Intelligence services in Italy believe that the country faces an imminent threat from Islamic State fighters based in Albania, according to the Italian daily La Repubblica.
The newspaper’s source describes remote Albanian villages “which have raised ISIS flags”, recalling reports of similar “Sharia villages” loyal to the terror group in Bosnia.
“[T]his is a powder keg,” the source warned. “Italy is an exposed country.”
Apulia, or Puglia, is thought to be particularly exposed. Albania is just two hours away across the Adriatic, and the Albanian mafia has been running an “unstoppable” people-trafficking and drug-smuggling operation through the region for years.

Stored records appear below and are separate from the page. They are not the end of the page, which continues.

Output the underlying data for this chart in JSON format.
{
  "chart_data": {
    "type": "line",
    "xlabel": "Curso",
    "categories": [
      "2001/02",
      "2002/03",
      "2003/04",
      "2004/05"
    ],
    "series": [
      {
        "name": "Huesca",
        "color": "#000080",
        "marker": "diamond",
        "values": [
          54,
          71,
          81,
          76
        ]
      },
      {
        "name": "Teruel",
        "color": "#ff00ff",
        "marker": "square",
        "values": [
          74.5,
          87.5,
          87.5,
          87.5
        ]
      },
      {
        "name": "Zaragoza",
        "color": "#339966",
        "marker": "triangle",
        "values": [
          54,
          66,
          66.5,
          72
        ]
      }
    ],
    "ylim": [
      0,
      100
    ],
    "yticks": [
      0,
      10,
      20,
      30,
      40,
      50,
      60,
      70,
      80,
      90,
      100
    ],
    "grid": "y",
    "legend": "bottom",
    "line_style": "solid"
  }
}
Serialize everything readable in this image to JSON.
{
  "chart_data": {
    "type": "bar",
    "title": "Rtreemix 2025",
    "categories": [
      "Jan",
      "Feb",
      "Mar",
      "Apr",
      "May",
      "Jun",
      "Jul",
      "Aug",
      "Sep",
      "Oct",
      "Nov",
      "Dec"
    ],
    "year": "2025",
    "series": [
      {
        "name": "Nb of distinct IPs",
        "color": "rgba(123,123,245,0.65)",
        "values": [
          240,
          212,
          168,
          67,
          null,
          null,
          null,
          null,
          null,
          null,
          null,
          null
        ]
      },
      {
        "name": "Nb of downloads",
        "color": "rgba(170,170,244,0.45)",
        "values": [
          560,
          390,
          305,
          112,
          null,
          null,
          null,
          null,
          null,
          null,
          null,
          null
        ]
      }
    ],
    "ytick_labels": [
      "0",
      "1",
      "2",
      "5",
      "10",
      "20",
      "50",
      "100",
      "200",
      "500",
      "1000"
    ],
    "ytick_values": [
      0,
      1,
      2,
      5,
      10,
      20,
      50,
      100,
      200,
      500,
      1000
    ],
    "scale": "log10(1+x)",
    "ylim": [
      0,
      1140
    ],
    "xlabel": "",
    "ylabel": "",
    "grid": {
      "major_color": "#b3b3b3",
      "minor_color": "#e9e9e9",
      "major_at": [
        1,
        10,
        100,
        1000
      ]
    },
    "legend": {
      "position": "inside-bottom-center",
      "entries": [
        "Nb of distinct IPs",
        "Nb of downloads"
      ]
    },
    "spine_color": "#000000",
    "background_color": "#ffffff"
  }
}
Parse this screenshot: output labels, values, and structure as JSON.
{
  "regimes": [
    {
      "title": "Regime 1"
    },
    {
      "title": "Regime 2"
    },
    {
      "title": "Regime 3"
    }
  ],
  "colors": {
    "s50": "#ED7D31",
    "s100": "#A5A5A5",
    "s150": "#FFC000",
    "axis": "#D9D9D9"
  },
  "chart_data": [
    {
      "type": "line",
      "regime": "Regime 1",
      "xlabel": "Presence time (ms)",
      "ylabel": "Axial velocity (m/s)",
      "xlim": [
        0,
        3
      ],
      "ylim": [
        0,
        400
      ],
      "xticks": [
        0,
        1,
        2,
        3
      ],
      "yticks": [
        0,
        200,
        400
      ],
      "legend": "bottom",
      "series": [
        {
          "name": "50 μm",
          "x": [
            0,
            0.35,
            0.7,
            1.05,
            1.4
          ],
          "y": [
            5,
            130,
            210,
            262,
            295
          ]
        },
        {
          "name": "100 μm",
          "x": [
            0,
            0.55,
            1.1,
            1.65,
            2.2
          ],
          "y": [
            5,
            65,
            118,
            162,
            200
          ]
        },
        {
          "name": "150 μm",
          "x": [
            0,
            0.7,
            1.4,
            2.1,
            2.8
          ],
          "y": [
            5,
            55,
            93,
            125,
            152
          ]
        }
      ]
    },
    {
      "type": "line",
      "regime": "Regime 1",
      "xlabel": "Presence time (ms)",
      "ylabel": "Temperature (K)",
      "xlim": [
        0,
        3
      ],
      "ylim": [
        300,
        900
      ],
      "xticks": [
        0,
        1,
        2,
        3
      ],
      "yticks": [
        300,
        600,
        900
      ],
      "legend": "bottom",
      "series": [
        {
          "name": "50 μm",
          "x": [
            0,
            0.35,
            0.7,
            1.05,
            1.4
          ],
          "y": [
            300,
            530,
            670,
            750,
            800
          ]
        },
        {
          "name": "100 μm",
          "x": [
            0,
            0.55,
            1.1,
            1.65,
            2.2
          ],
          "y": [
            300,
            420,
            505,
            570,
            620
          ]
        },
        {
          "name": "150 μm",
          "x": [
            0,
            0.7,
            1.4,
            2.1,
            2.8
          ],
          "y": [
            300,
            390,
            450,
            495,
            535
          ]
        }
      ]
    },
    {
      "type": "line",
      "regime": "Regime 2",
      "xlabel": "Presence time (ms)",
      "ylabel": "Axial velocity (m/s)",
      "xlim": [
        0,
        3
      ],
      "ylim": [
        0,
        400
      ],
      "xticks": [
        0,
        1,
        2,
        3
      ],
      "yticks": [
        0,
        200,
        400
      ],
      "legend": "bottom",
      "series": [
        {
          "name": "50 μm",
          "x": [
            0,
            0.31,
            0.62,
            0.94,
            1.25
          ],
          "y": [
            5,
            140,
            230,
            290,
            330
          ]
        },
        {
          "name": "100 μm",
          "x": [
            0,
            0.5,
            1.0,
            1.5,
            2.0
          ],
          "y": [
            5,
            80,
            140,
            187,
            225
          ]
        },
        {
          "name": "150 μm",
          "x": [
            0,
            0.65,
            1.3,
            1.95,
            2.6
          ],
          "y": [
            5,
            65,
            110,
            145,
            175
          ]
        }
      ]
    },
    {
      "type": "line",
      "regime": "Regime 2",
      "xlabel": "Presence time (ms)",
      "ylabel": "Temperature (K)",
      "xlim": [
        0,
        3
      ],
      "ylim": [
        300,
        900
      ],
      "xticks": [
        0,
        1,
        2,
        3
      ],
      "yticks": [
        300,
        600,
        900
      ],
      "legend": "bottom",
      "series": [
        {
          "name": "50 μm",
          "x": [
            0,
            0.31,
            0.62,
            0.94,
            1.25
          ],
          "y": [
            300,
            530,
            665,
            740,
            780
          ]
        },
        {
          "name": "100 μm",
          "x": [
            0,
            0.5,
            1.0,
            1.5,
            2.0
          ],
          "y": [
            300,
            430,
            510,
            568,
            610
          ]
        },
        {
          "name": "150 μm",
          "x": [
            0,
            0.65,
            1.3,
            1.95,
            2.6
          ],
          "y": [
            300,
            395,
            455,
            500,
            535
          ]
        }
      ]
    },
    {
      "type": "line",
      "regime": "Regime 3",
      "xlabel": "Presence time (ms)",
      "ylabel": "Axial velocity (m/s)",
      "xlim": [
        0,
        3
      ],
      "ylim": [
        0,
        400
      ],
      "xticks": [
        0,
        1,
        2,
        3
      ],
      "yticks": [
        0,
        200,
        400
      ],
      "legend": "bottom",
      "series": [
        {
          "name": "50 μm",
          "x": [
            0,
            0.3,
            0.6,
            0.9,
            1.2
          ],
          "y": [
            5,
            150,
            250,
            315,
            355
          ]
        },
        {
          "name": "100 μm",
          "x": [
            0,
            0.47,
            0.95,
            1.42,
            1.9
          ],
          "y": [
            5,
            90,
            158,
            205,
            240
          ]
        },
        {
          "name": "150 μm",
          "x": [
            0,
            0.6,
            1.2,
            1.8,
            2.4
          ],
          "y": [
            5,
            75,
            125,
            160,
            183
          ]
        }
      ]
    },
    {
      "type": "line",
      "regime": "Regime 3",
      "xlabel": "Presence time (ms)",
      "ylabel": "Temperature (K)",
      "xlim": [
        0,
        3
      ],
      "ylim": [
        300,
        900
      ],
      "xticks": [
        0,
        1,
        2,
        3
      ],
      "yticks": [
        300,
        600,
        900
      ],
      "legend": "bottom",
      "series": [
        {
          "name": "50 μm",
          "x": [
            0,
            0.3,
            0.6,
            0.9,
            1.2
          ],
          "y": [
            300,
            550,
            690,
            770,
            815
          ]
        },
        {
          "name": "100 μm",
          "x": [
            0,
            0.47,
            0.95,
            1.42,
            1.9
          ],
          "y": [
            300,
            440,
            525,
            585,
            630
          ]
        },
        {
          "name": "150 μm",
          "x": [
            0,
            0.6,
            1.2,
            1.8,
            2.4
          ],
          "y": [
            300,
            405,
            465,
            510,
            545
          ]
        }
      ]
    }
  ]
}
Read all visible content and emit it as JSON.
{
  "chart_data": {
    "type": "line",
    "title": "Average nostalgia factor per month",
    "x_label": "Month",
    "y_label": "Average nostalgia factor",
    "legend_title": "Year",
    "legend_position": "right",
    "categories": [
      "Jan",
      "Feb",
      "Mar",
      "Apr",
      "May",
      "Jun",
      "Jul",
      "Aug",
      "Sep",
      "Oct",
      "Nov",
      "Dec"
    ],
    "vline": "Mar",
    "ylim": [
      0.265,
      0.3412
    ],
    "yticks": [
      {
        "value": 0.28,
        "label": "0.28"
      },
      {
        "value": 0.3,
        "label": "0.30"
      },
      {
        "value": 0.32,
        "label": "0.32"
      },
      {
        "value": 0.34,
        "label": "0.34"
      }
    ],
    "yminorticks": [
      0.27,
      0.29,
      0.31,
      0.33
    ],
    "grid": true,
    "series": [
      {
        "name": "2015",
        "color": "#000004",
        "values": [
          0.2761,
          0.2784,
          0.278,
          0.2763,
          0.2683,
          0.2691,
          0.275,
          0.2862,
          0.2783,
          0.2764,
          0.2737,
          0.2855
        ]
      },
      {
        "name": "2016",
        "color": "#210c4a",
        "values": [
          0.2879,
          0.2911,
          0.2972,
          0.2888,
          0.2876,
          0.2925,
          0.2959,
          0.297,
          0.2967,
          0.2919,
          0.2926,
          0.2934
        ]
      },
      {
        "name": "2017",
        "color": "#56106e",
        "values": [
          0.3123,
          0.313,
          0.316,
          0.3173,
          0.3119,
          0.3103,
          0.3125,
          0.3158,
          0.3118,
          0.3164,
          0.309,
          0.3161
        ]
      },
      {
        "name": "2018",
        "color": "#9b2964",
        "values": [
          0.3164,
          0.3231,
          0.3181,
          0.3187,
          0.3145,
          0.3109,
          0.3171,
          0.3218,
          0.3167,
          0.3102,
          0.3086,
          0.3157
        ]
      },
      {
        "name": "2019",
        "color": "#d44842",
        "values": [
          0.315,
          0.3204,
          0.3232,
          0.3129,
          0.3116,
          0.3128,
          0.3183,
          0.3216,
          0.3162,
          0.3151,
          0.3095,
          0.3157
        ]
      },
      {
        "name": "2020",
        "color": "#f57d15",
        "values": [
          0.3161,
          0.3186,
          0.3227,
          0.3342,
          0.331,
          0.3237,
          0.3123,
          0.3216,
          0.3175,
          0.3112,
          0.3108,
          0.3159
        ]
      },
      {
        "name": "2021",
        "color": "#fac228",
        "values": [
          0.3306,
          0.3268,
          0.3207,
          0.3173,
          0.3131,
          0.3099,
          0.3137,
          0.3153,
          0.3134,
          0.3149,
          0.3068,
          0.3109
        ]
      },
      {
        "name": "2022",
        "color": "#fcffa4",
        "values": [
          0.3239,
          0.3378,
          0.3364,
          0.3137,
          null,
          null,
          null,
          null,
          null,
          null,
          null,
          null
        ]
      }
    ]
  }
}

The Repubblica report comes just days after top police chief Franco Gabrielli warned Italians last week that “ISIS will strike Italy soon”.
“I say it openly: we will have to pay a price as well,” he predicted. “[I]nvestigations … have shown that most people arrested in our country with links to ISIS were very close to actually carrying out attacks and killing others.”
The European Union (EU) made Albania an official Candidate Country in 2014, paving the way for full membership of the bloc and unrestricted migration between the Balkan republic and EU member-states.
The EU had already granted visa-free travel to Albania and neighbouring Bosnia in 2010, leading to a sharp increase in the activity of Albanian arms dealings, drug smuggling, and people trafficking throughout the continent.
According to Luke Coffrey, Director of the Foreign Policy Centre at the Heritage Foundation, Albania is now the epicentre of the European drugs trade. Last year it took 800 armed police to break up a drug-manufacturing mountain compound worth £4 billion and guarded by a “staggering arsenal of machine guns, RPGs and grenades”. There are allegations, disputed by the Albanian government, that Islamic State has now replaced the crime lords as masters of the village from which it operated.
The UK, although outside the EU’s borderless Schengen Area, has also become increasingly vulnerable to Albanian people-smugglers and illegal immigrants, who face few barriers between their home state and Britain’s “porous” maritime borders. The Coastguard picked up 18 Albanian migrants attempting an illegal sea crossing, similar to those which have overwhelmed Italy, last summer, and the number of Albanian “child slaves” in the UK has surged in the years since the EU relaxed visa restrictions.
Britain’s small airfields were also branded “defenceless” by a judge earlier this week after a Lithuanian pilot was convicted for smuggling three Albanians into Norfolk in a light aircraft.